MLE for Laplacian $f (y; α) = 1/2 \exp(−|y − \alpha|)$

Question

Let $Y_1, ..., Y_n$ be iid from a Laplace distribution (also known as a double exponential distribution) with density function $$f (y; α) = 1/2 \exp(−|y − α|), y,\alpha \in \mathbb{R}.$$ Assuming that $n$ is even determine a maximum likelihood estimator of α. Is the MLE unique?

To solve this, do I need to consider different densities depending on whether the data are smaller or greater than $\alpha$? Say I have $n_0$ data where $y<\alpha$ then the density is $f (y; α) = 1/2 \exp((y − \alpha))$ and for remaining $n-n_0$ observations $y>\alpha$ withhaving density $f (y; α) = 1/2 \exp((\alpha − y))$. Then the likelihood is $$ (1/2 \exp((y − \alpha)))^{n_0}( 1/2 \exp((\alpha − y)))^{n-n_0}.$$ Maximizing the loglikelihood $n_0(y-\alpha)+(n-n_0)(\alpha-y)+\text{const}$ for $\alpha$, I get $n=2n_0$ which is independent of $\alpha$. Does it mean I cannot use the derivative and have to try something else

Answer 1

Because of the absolute value, you cannot take a derivative at $x=a$, hence the solution is more analytical. Note that maximizing the likelihood is the same as minimizing $\sum_{i=1}^n | x_i - a|$ w.r.t $\alpha$, namely, what value of $\alpha$ will give you $$ \sum_{i=1}^n \operatorname{sign}( x_i - \alpha) =0 . $$ A value that exactly half of the $x_i$s are larger then it (and the other half lower), i.e., $$ \hat{\alpha} = \operatorname{median} \{x_1,\ldots, x_n\}. $$ Full derivation you can find here.

Answer 2

You don't get $ (\frac 1 2 \exp((y − \alpha)))^{n_0}( \frac 1 2 \exp((\alpha − y)))^{n-n_0}.$ Rather, you get $$ \left(\frac 1 2 \right)^n \exp\left( (-1)\cdot\left(\sum_{i \, \in \, I} (\alpha-y_i) + \sum_{i\,\in\,J} (y_i - \alpha) \right) \right) $$ where $I$ is the set of indices $i$ for which $y_i>\alpha$ and $J$ is the set of indices $i$ for which $y_i<\alpha.$ The $y$-values are different for different indices $i$, and that was neglected in the form that you wrote.
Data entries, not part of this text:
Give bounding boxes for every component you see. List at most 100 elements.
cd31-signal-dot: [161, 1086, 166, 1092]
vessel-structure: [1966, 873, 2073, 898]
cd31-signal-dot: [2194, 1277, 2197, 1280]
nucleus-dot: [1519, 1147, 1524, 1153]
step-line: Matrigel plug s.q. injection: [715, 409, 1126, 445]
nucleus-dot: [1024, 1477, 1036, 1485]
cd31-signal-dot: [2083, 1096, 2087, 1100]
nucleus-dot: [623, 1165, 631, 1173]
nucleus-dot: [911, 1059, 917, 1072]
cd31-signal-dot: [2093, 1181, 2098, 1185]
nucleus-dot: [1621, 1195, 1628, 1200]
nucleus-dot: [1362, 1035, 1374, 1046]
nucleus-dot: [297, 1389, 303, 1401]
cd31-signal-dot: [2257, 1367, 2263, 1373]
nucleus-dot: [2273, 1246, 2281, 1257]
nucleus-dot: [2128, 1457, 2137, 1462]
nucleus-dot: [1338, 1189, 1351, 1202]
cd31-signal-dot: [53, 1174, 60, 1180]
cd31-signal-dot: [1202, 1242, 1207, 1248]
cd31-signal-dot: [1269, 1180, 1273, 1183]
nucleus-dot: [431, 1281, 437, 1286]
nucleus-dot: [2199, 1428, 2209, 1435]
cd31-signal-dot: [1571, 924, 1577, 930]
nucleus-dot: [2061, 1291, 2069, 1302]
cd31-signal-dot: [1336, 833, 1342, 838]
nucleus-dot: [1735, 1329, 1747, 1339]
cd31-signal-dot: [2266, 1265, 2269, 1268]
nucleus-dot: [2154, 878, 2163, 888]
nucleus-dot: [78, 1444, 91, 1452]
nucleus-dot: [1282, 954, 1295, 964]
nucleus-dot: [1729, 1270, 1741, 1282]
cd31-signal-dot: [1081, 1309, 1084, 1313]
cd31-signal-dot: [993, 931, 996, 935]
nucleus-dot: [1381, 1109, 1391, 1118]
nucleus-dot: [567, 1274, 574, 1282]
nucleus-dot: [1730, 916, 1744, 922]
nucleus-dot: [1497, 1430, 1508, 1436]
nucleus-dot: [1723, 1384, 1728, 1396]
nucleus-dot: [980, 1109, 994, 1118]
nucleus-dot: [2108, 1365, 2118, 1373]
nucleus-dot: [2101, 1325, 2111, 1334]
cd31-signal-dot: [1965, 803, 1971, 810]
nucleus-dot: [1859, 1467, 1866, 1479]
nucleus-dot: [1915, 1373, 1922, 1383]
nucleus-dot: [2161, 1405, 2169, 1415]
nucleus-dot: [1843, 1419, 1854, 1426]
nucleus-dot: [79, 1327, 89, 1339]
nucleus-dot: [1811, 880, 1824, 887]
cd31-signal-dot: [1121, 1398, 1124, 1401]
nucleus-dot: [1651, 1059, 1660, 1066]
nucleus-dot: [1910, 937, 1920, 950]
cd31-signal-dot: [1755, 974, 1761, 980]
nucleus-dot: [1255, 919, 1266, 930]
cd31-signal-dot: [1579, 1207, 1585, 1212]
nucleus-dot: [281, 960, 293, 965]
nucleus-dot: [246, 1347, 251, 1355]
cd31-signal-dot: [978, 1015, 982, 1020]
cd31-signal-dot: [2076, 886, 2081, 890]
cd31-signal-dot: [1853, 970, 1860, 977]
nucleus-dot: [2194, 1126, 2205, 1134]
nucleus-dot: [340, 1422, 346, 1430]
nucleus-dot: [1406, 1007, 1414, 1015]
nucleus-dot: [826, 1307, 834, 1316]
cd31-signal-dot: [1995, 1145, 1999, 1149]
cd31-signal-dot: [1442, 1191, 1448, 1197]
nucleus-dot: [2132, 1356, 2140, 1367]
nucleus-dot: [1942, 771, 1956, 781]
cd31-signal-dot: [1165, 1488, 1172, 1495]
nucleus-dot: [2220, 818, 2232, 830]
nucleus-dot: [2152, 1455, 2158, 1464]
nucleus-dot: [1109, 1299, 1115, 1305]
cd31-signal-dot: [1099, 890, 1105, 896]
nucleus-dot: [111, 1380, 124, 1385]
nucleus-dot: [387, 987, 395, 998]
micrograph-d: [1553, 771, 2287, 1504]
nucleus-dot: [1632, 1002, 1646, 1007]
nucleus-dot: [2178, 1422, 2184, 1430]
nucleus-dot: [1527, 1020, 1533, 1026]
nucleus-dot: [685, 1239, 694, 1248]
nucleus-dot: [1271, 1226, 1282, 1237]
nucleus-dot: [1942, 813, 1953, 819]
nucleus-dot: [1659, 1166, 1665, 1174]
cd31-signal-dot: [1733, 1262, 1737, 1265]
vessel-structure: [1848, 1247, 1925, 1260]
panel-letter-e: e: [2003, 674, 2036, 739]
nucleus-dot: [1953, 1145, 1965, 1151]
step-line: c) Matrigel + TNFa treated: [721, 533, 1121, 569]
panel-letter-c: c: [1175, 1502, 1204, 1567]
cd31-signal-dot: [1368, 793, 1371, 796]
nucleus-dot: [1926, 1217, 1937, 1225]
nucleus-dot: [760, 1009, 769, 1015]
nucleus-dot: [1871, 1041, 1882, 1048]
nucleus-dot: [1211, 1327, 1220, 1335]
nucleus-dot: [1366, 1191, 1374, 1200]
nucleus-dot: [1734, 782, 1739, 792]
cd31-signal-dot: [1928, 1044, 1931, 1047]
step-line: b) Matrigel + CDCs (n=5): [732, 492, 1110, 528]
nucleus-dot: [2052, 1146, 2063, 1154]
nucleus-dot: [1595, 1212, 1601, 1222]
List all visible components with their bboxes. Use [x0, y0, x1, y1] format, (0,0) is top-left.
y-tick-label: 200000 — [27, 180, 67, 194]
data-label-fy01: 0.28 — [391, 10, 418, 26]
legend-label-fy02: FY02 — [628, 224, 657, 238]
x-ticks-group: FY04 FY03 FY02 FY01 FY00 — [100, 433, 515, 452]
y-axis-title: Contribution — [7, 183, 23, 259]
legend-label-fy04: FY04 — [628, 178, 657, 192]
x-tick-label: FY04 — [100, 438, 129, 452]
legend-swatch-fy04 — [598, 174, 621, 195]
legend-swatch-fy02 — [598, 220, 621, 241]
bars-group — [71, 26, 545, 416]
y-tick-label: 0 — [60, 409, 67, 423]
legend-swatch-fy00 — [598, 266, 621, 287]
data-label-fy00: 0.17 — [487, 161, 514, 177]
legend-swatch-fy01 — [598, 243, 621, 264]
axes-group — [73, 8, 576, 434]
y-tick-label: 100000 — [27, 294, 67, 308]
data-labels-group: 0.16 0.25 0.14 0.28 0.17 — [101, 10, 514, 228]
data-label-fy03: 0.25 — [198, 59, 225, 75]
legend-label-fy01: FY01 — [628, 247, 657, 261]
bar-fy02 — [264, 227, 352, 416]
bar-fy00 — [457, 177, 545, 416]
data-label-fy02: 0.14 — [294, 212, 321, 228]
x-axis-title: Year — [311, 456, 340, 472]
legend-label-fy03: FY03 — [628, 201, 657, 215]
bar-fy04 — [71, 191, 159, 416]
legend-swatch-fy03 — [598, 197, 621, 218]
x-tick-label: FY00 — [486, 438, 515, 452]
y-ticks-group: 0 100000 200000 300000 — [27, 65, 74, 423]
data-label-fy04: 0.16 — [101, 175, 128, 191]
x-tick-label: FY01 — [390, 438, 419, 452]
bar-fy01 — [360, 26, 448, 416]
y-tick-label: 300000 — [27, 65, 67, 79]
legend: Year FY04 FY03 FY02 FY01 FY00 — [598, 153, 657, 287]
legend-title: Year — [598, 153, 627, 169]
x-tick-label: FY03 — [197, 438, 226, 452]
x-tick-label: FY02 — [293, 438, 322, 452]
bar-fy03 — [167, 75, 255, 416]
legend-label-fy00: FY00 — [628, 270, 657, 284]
This is a decreasing function of the sum inside the $\displaystyle \left( \vphantom{\sum_I} \text{large parentheses} \right),$ so you need the value of $\alpha$ that minimizes that.

Suppose for a particular value of $\alpha$ you have $|I|>|J|.$ I.e. there are more indices $i$ for which $y_i< \alpha$ than for which $y_i>\alpha.$ Then a small decrease in $\alpha$ decreases the sum over $I$ by more than the amount by which it increases the sum over $J,$ so that decreases the whole sum. Likewise if $|I|< |J|,$ increasing $alpha$ reduces that sum. Therefore the sum is minimized by making $|I|=|J|,$ i.e. $\alpha$ is less than the same number of observations that $\alpha$ is greater than.

In other words, the MLE is the sample median.